La Nuit rwandaise n°4

Bitin - 10/05/2010
Image:La Nuit rwandaise n°4

13 mai, jour du repentir
50 ans de néo-colonialisme

2010, 50 ans de néo-colonialisme.

La Nuit rwandaise, revue annuelle consacrée à l’implication
française dans le génocide des Tutsi, paraît cette année le
13 mai en mémoire des résistants de Bisesero, victimes
de la barbarie coloniale. Le 13 mai, jour du repentir.

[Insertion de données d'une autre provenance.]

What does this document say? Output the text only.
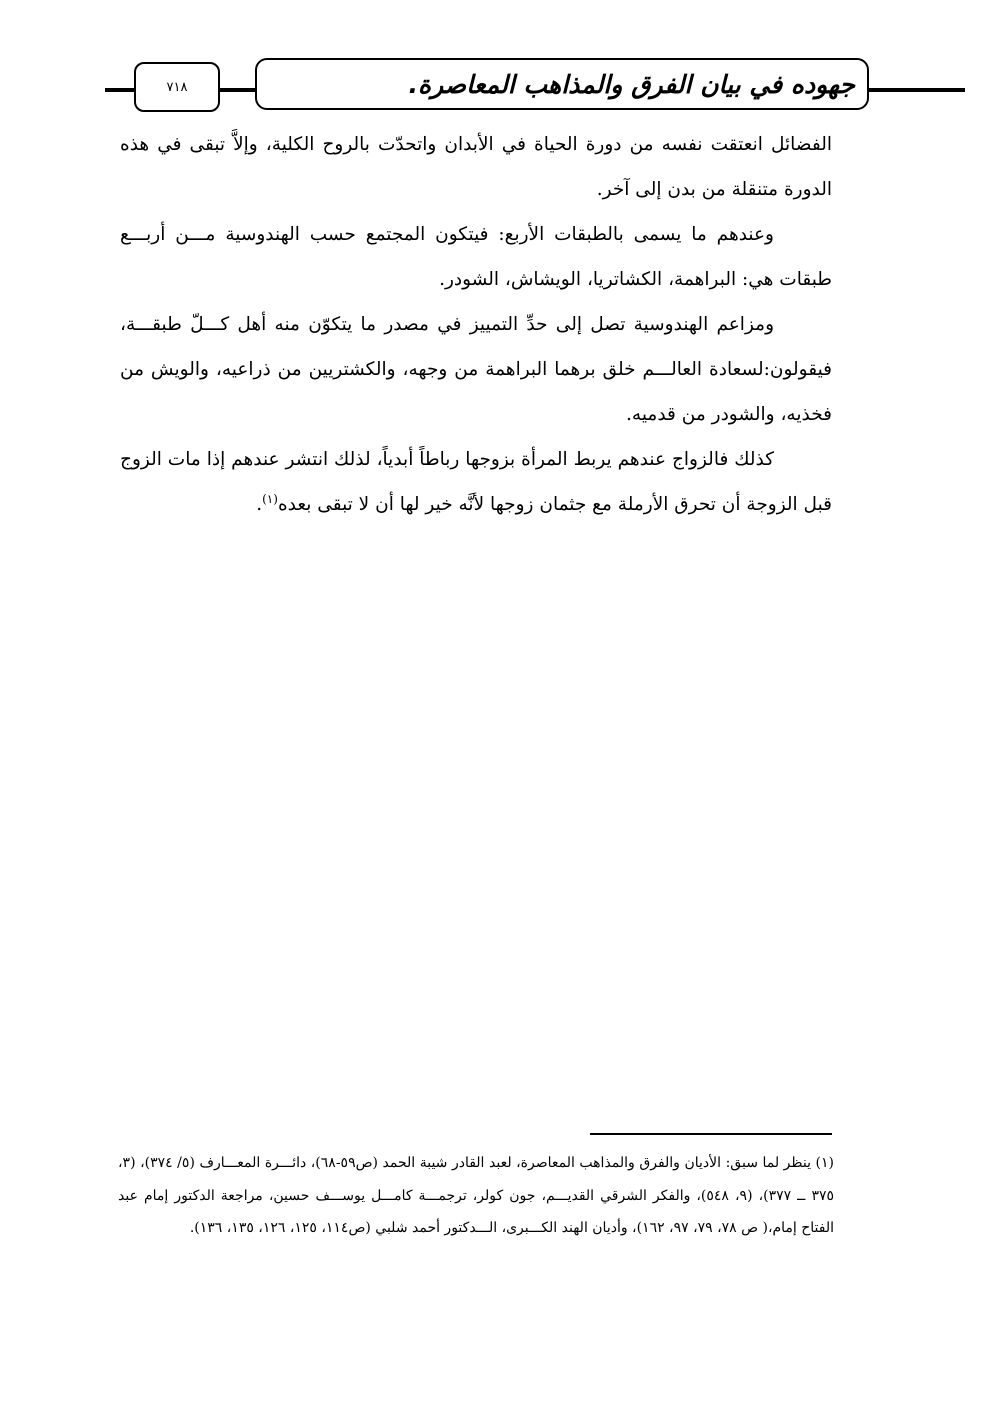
٧١٨	جهوده في بيان الفرق والمذاهب المعاصرة.

الفضائل انعتقت نفسه من دورة الحياة في الأبدان واتحدّت بالروح الكلية، وإلاَّ تبقى في هذه الدورة متنقلة من بدن إلى آخر.

وعندهم ما يسمى بالطبقات الأربع: فيتكون المجتمع حسب الهندوسية مـــن أربـــع طبقات هي: البراهمة، الكشاتريا، الويشاش، الشودر.

ومزاعم الهندوسية تصل إلى حدِّ التمييز في مصدر ما يتكوّن منه أهل كـــلّ طبقـــة، فيقولون:لسعادة العالـــم خلق برهما البراهمة من وجهه، والكشتريين من ذراعيه، والويش من فخذيه، والشودر من قدميه.

كذلك فالزواج عندهم يربط المرأة بزوجها رباطاً أبدياً، لذلك انتشر عندهم إذا مات الزوج قبل الزوجة أن تحرق الأرملة مع جثمان زوجها لأنَّه خير لها أن لا تبقى بعده$^{(١)}$.

(١) ينظر لما سبق: الأديان والفرق والمذاهب المعاصرة، لعبد القادر شيبة الحمد (ص٥٩-٦٨)، دائـــرة المعـــارف (٥/ ٣٧٤)، (٣، ٣٧٥ ــ ٣٧٧)، (٩، ٥٤٨)، والفكر الشرقي القديـــم، جون كولر، ترجمـــة كامـــل يوســـف حسين، مراجعة الدكتور إمام عبد الفتاح إمام،( ص ٧٨، ٧٩، ٩٧، ١٦٢)، وأديان الهند الكـــبرى، الـــدكتور أحمد شلبي (ص١١٤، ١٢٥، ١٢٦، ١٣٥، ١٣٦).
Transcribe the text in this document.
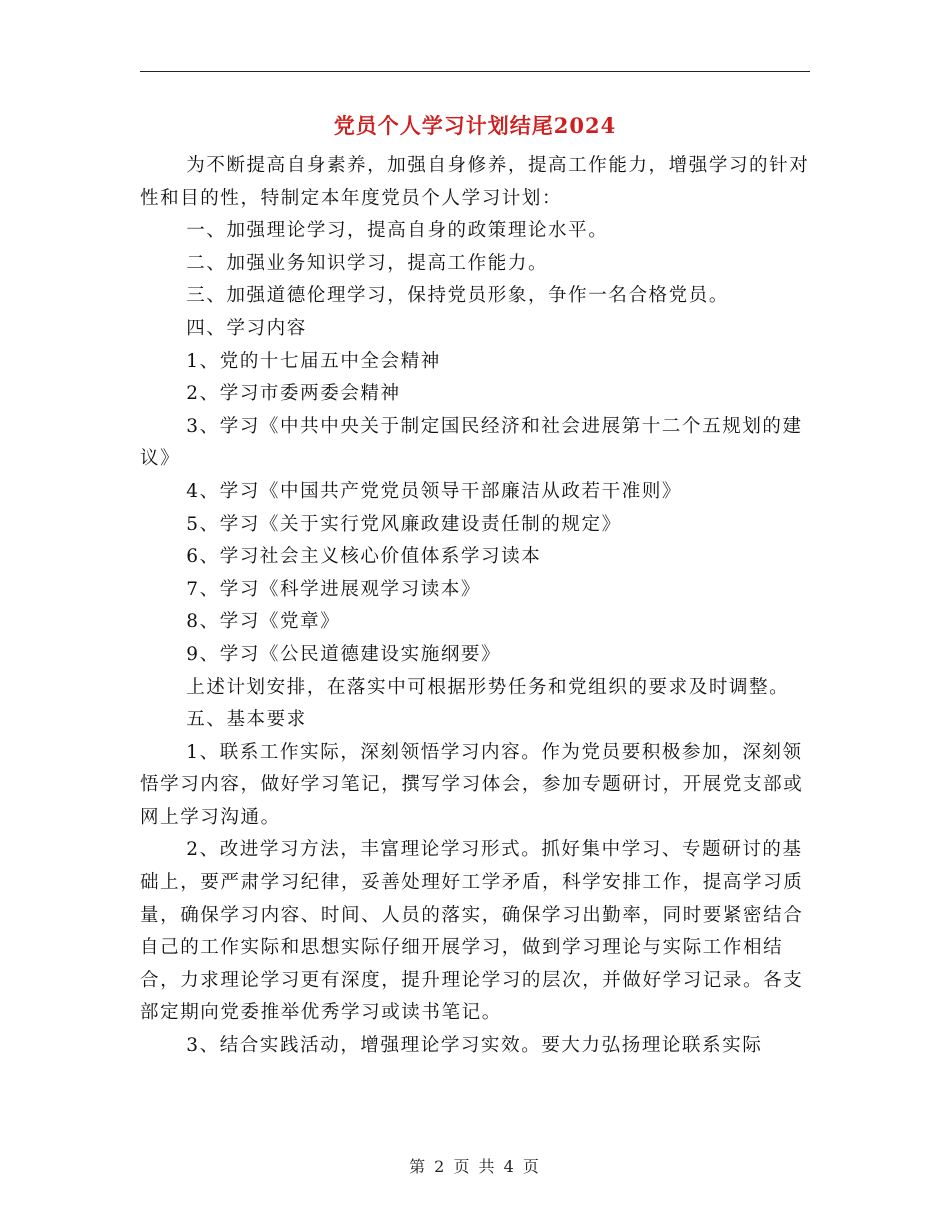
党员个人学习计划结尾2024

为不断提高自身素养，加强自身修养，提高工作能力，增强学习的针对性和目的性，特制定本年度党员个人学习计划：

一、加强理论学习，提高自身的政策理论水平。

二、加强业务知识学习，提高工作能力。

三、加强道德伦理学习，保持党员形象，争作一名合格党员。

四、学习内容

1、党的十七届五中全会精神

2、学习市委两委会精神

3、学习《中共中央关于制定国民经济和社会进展第十二个五规划的建议》

4、学习《中国共产党党员领导干部廉洁从政若干准则》

5、学习《关于实行党风廉政建设责任制的规定》

6、学习社会主义核心价值体系学习读本

7、学习《科学进展观学习读本》

8、学习《党章》

9、学习《公民道德建设实施纲要》

上述计划安排，在落实中可根据形势任务和党组织的要求及时调整。

五、基本要求

1、联系工作实际，深刻领悟学习内容。作为党员要积极参加，深刻领悟学习内容，做好学习笔记，撰写学习体会，参加专题研讨，开展党支部或网上学习沟通。

2、改进学习方法，丰富理论学习形式。抓好集中学习、专题研讨的基础上，要严肃学习纪律，妥善处理好工学矛盾，科学安排工作，提高学习质量，确保学习内容、时间、人员的落实，确保学习出勤率，同时要紧密结合自己的工作实际和思想实际仔细开展学习，做到学习理论与实际工作相结合，力求理论学习更有深度，提升理论学习的层次，并做好学习记录。各支部定期向党委推举优秀学习或读书笔记。

3、结合实践活动，增强理论学习实效。要大力弘扬理论联系实际

第 2 页 共 4 页
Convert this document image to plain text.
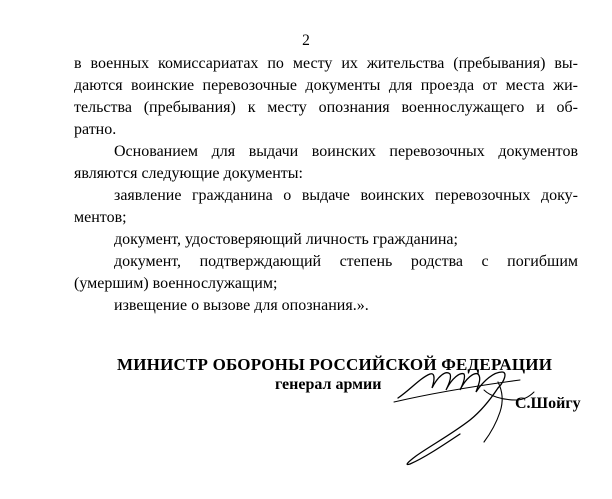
2
в военных комиссариатах по месту их жительства (пребывания) вы-
даются воинские перевозочные документы для проезда от места жи-
тельства (пребывания) к месту опознания военнослужащего и об-
ратно.
Основанием для выдачи воинских перевозочных документов
являются следующие документы:
заявление гражданина о выдаче воинских перевозочных доку-
ментов;
документ, удостоверяющий личность гражданина;
документ, подтверждающий степень родства с погибшим
(умершим) военнослужащим;
извещение о вызове для опознания.».
МИНИСТР ОБОРОНЫ РОССИЙСКОЙ ФЕДЕРАЦИИ
генерал армии
С.Шойгу
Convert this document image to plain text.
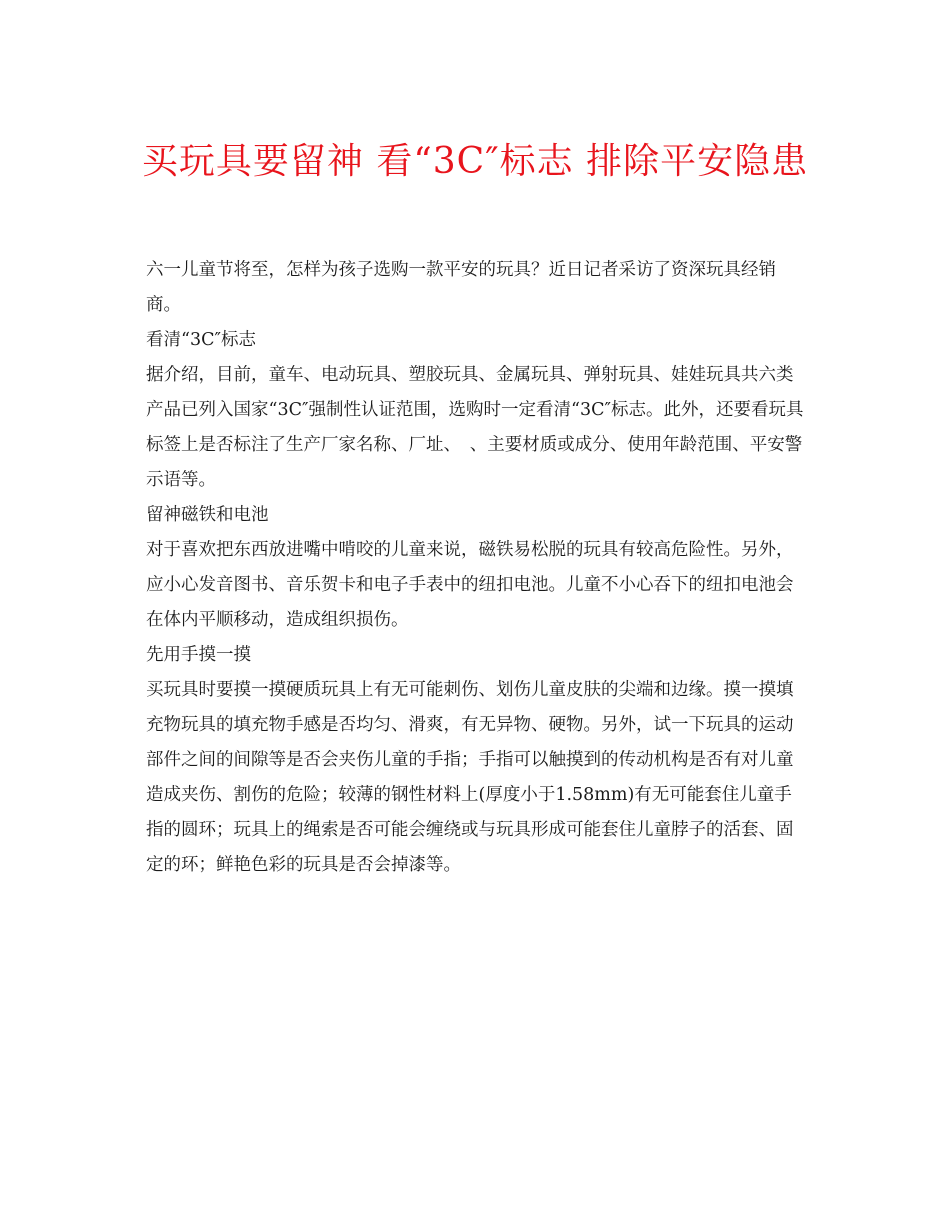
买玩具要留神 看“3C″标志 排除平安隐患

六一儿童节将至，怎样为孩子选购一款平安的玩具？近日记者采访了资深玩具经销商。

看清“3C″标志

据介绍，目前，童车、电动玩具、塑胶玩具、金属玩具、弹射玩具、娃娃玩具共六类产品已列入国家“3C″强制性认证范围，选购时一定看清“3C″标志。此外，还要看玩具标签上是否标注了生产厂家名称、厂址、　、主要材质或成分、使用年龄范围、平安警示语等。

留神磁铁和电池

对于喜欢把东西放进嘴中啃咬的儿童来说，磁铁易松脱的玩具有较高危险性。另外，应小心发音图书、音乐贺卡和电子手表中的纽扣电池。儿童不小心吞下的纽扣电池会在体内平顺移动，造成组织损伤。

先用手摸一摸

买玩具时要摸一摸硬质玩具上有无可能刺伤、划伤儿童皮肤的尖端和边缘。摸一摸填充物玩具的填充物手感是否均匀、滑爽，有无异物、硬物。另外，试一下玩具的运动部件之间的间隙等是否会夹伤儿童的手指；手指可以触摸到的传动机构是否有对儿童造成夹伤、割伤的危险；较薄的钢性材料上(厚度小于1.58mm)有无可能套住儿童手指的圆环；玩具上的绳索是否可能会缠绕或与玩具形成可能套住儿童脖子的活套、固定的环；鲜艳色彩的玩具是否会掉漆等。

C’est alors qu’on passa aussi, à grand prix, un contrat avec la
société de services de Paul Barril pour une « opération insecticide »
qui n’avait quasiment plus d’objet. Au cas où des témoins aient survécu,
il fallait qu’on puisse prétendre que ces soldats français qu’ils
avaient vus auraient aussi bien pu être des mercenaires. Des « soldats
perdus »
, dit Hubert Védrine à Politis.

Confronté aux informations de Farnel, on apprend aussi pourquoi
cette participation manifeste de soldats français à des épisodes aussi
spectaculaires que les massacres des 13 et 14 mai, n’avait jusque-là
pas été prise en compte. Malgré le recoupement de l’enquête de
Farnel par Anne Jolis, une journaliste du Wall Street Journal réputé
pour sa rigueur, celle-ci n’aura fait l’objet d’aucune reprise à ce jour,
en dehors de quelques revues confidentielles, Controverses ou
Diasporiques, la revue de la Ligue des Droits de l’Homme.
Lors d’une récente table ronde organisée par la LDH pour examiner
les informations rapportées par Farnel, Catherine Choquet,
qui a participé aux précédentes enquêtes de Human rights watch et de
la FIDH au cours desquelles de nombreux témoignages ont été
recueillis, reconnaissait que seuls 25% de ces témoignages avaient
été pris en compte. On apprenait dans le même mouvement que les enquêteurs d’African rights avaient pareillement écarté la plupart des
témoignages qui leur avaient été faits.

À cette table ronde, qui s’est tenue dans les locaux de la LDH,
salle Alfred Dreyfus, le 16 avril 2010, Philippe Lazar, patron de la
revue Diasporiques, comme d’autres intervenants, pouvait insister sur
la nécessité que la centaine d’heures de témoignages enregistrés par
Serge Farnel soient retranscrits intégralement, et que les traductions
du kinyarwanda soient révisées soigneusement, afin qu’on dispose le
plus fidèlement possible de la parole des rescapés, comme de celle de
leurs bourreaux qui acceptent aujourd’hui de témoigner, après avoir
purgé leurs peines.

De même, les cinquante-six heures de témoignages recueillis
par Cécile Grenier demandent toujours à être intégralement retranscrites,
et leur traduction fixée avec la plus grande rigueur. Georges
Kapler a, lui, engrangé une trentaine d’heures dont seule une petite
fraction a été diffusée lors de la Commission d’enquête citoyenne de
2004. Enfin, la masse de témoignages écartés par African rights et
Human rights Watch doit être également exploitée avec soin, en ayant
conscience que cette masse documentaire constitue la mémoire du
génocide. L’indispensable matériau de la connaissance du crime.
Surtout, riches d’une meilleure connaissance des faits, il est toujours
temps de retourner sur le terrain, pour tenter d’en apprendre
plus auprès de ceux qui, seize ans après, sont encore vivants.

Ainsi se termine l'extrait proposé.